Senior Site Reliability Engineer
united kingdom
Location: 100% Remote. The working timezone is EU/GMT.
ThinkAlpha is looking for a Senior Site Reliability Engineer to work in the core infrastructure team supporting our data analytics platform and transactional trading engine.
Our team provides solutions for real-time analytics, financial search, data integration, robust transactional systems, backtesting, and their related services. Our services span real-time analytics, ETL processes, backtesting trading strategies, live trading, natural language processing, and our platform/user interface.
In your role as an SRE you will focus on scalability and reliability from the ground up.

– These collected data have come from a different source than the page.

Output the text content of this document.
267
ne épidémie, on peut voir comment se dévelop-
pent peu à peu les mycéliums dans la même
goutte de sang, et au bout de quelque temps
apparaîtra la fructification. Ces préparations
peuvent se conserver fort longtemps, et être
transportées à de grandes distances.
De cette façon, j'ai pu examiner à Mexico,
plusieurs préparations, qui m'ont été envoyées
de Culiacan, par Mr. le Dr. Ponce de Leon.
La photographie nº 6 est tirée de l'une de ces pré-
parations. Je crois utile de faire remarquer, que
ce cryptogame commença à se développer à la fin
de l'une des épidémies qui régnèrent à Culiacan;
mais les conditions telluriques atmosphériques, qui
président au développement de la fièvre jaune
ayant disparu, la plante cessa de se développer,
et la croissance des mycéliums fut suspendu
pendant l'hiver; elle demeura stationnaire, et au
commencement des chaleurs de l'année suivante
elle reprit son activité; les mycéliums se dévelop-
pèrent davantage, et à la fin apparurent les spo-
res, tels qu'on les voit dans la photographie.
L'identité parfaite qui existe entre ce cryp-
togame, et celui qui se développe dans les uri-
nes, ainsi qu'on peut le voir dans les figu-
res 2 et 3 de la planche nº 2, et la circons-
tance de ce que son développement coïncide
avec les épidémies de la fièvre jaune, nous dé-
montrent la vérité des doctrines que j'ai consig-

You will help build and shape how everything runs at THINKalpha and be a leading voice in how we work and build our infrastructure.
Your Work
Configure and maintain observability tooling with Datadog and PagerDuty (Slack channels)
Contribute to our IaC codebase by creating and maintaining Terraform and Ansible modules, and participate in the review process for the IaC developed by the other SRE engineers.
Help developers with their needs when it comes to infrastructure updates and accounts management
Support our CICD infrastructure and be familiar enough with the workflow to maintain/update our reusable workflows and github actions to reflect the dev team needs.
Keep the infrastructure systems updated and secure by performing scheduled updates to the operating systems, software packages, and services.
Run software releases for our production environments, support the SW Development team with testing and validation, and perform rollbacks when necessary
Be part of the on-call rotation schedule and ensure services are healthy and performing as expected, especially during the market opening hours.
Ideal candidates want to build sustainable code, build systems that are resilient and well-tested, and want to work with a group of people that hold each other to high standards.
Qualifications
> Must have Minimum 5 years of professional experience
Extensive experience and deep understanding of infrastructure as code (Terragrunt/Terraform).
Strong understanding of Docker, Kubernetes, Linux and data pipelines and stream processing tools.
Experience with both on-premise/colocated servers as well as cloud infrastructure, and hybrid deployments spanning both types of environments.
Experience with observability platforms (e.g., DataDog) and alarm systems (e.g., PagerDuty)
>Nice to have Coding background in at least one language (Node, JavaScript, Python, C++, etc)
Understanding of mesh networking with Kubernetes clusters (Istio, Linkerd, or similar), ArgoCD
Familiarity managing and configuring services that rely on: Git, S3, SQL, Mongo
Familiarity with CI and GitHub Actions